C'est heureusement  le cas d'Ikea, qui a étendu ses garanties sur 25 ans. Il faut arrêter de parler de pouvoir d'achat et parler de pouvoir d'usage et de consommation à pouvoir d'achat constant. Pour aider le consommateur  retirer le maximum d'effets utiles du produit, il faut entrer en contact avant l'achat et entretenir la relation après, intégrer des services au produit, qui permettent au consommateur de règler des problèmes. la marque se rémunère alors sur l'apport de solution. . cela suppose aussi de sortir de la tyrannie des prix et d'introduire une concurrence par la qualité des produits. "La table à dessert de Nestlé aide le consommateur à progresser en pâtisserie, il dispose même d'une hotline pour progresser. Pour être dense, la relation doit reposer sur un domaine crédible : "le crédit mutuel, quand ilpropose  un téléphone, est il crédible ?"

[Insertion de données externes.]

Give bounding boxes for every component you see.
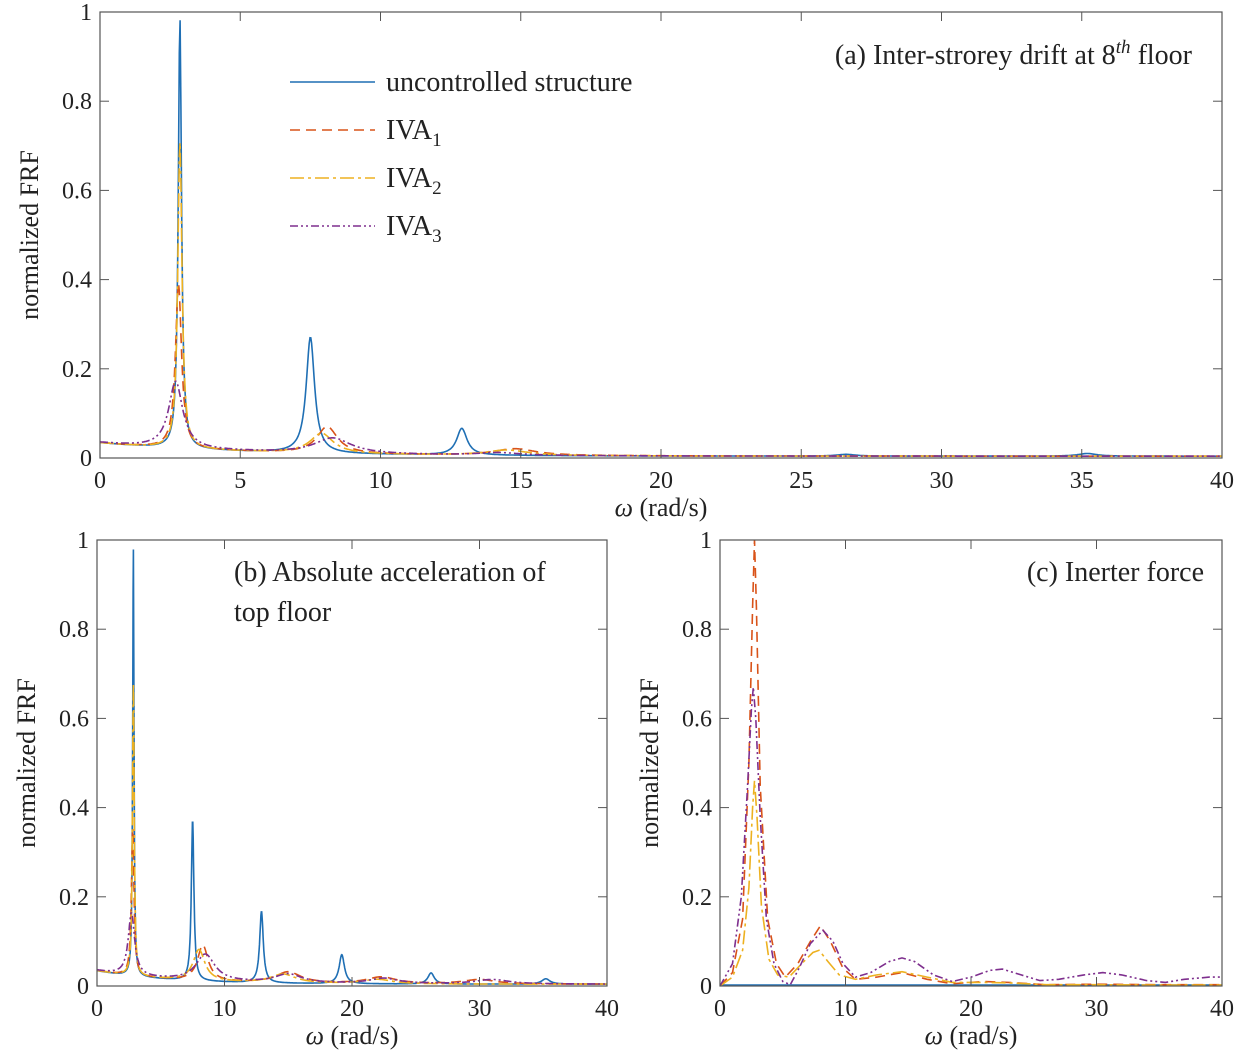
x-tick-label: 30: [930, 468, 954, 494]
x-tick-label: 40: [595, 996, 619, 1022]
panel-annotation-line2: top floor: [234, 597, 332, 628]
y-tick-label: 0.4: [59, 796, 89, 822]
y-tick-label: 0.4: [62, 268, 92, 294]
series-line-iva3: [97, 912, 607, 985]
x-tick-label: 30: [1085, 996, 1109, 1022]
series-group-a: [100, 20, 1222, 457]
x-tick-label: 10: [213, 996, 237, 1022]
legend: uncontrolled structure IVA1 IVA2 IVA3: [290, 67, 632, 247]
series-line-iva2: [100, 142, 1222, 457]
axes-box: [99, 11, 1223, 459]
series-line-iva2: [97, 683, 607, 985]
axes-box: [719, 539, 1223, 987]
y-tick-label: 0.6: [59, 706, 89, 732]
x-tick-label: 10: [369, 468, 393, 494]
x-tick-label: 25: [789, 468, 813, 494]
series-line-iva1: [97, 828, 607, 985]
chart-b: 0 10 20 30 40 0 0.2 0.4 0.6 0.8 1 ω (rad/s) normaliz…: [12, 528, 619, 1050]
y-axis-label: normalized FRF: [15, 150, 44, 320]
y-tick-label: 0: [700, 974, 712, 1000]
y-tick-label: 0.2: [62, 357, 92, 383]
x-tick-label: 35: [1070, 468, 1094, 494]
y-tick-label: 0.8: [682, 617, 712, 643]
y-tick-label: 0: [77, 974, 89, 1000]
x-tick-label: 40: [1210, 996, 1234, 1022]
y-tick-label: 0.6: [62, 178, 92, 204]
series-group-b: [97, 549, 607, 985]
x-tick-label: 40: [1210, 468, 1234, 494]
y-tick-label: 0.2: [59, 885, 89, 911]
panel-annotation: (b) Absolute acceleration of: [234, 557, 546, 588]
x-tick-label: 20: [649, 468, 673, 494]
x-tick-label: 20: [340, 996, 364, 1022]
axes-box: [96, 539, 608, 987]
y-axis-label: normalized FRF: [635, 678, 664, 848]
y-tick-label: 1: [700, 528, 712, 554]
x-tick-label: 30: [468, 996, 492, 1022]
x-tick-label: 10: [834, 996, 858, 1022]
x-axis-label: ω (rad/s): [306, 1021, 399, 1050]
x-axis-label: ω (rad/s): [615, 493, 708, 522]
x-tick-label: 15: [509, 468, 533, 494]
y-axis-label: normalized FRF: [12, 678, 41, 848]
panel-annotation: (c) Inerter force: [1027, 557, 1204, 588]
series-line-uncontrolled: [97, 549, 607, 985]
series-line-iva2: [720, 780, 1222, 986]
y-tick-label: 0.4: [682, 796, 712, 822]
series-line-iva3: [100, 380, 1222, 457]
series-line-iva1: [720, 540, 1222, 986]
y-tick-label: 1: [77, 528, 89, 554]
y-tick-label: 0.8: [59, 617, 89, 643]
series-line-iva1: [100, 283, 1222, 457]
x-tick-label: 20: [959, 996, 983, 1022]
y-tick-label: 0.2: [682, 885, 712, 911]
chart-a: 0 5 10 15 20 25 30 35 40 0 0.2 0.4 0.6 0.8 1 ω (rad/s) n…: [15, 0, 1234, 522]
legend-label-iva3: IVA3: [386, 211, 442, 247]
series-group-c: [720, 540, 1222, 986]
x-tick-label: 0: [714, 996, 726, 1022]
x-tick-label: 0: [94, 468, 106, 494]
x-tick-label: 5: [234, 468, 246, 494]
series-line-iva3: [720, 687, 1222, 986]
legend-label-iva1: IVA1: [386, 115, 442, 151]
panel-annotation: (a) Inter-strorey drift at 8th floor: [835, 37, 1193, 71]
x-tick-label: 0: [91, 996, 103, 1022]
series-line-uncontrolled: [100, 20, 1222, 457]
y-tick-label: 0.6: [682, 706, 712, 732]
legend-label-uncontrolled: uncontrolled structure: [386, 67, 632, 98]
x-axis-label: ω (rad/s): [925, 1021, 1018, 1050]
y-tick-label: 0.8: [62, 89, 92, 115]
y-tick-label: 1: [80, 0, 92, 26]
y-tick-label: 0: [80, 446, 92, 472]
chart-c: 0 10 20 30 40 0 0.2 0.4 0.6 0.8 1 ω (rad/s) normaliz…: [635, 528, 1234, 1050]
legend-label-iva2: IVA2: [386, 163, 442, 199]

ING a pratiqué cette étique humble et durable à la banque "Nous avons préféré sous promettre et sur-délivrer" . La banque s'est même demandé si elle n'allait pas supprimer toute publicité. "Mais il nous fallait quand même rester présents à l'esprit". Pour créer la campagne, la banque se met à la place d'une personne qui parle à une autre personne. "Nous avons voulu être crédibles et pas ennuyeux. Mais nous n'avions pas d'unique selling proposition". Sur les réseaux sociaux, ING s'est finalement décidé à plonger, après un an et demi d'écoutes : "Nous avions une majorité de bons commentaires, nous avons donc décidé que nous avions tout à y gagner". L'ING Web café est la transposition sur les réseaux sociaux de ce que fait la banque dans le monde réel. "Nous leur avons donné en avant première l'info sur l'appli I Phone, qui a été beta testée avec eux, ce qui nous a permis d'avoir une première note à 4,5 et une seconde, après beta test, à 5"Le FAQ permet, non sans difficulté parfois, de co-construire des produits avec le public.

Jérome Hiquet a ensuite expliqué que le Club Med avait fait le choix d'intégrer Facebook dans ses fiches villages : "de toutes façons, les gens vont voir les avis". Le deuxième axe va être de repenser le CRM et compléter la culture produit avec la culture client. "Nos 15 000 GO sont une composante essentielle de la marque. Sui un chef de village répond mal sur Trip Advisor, cela affecte toute la marque. C'est la raison pour laquelle je suis devenu très copain avec le risk manager".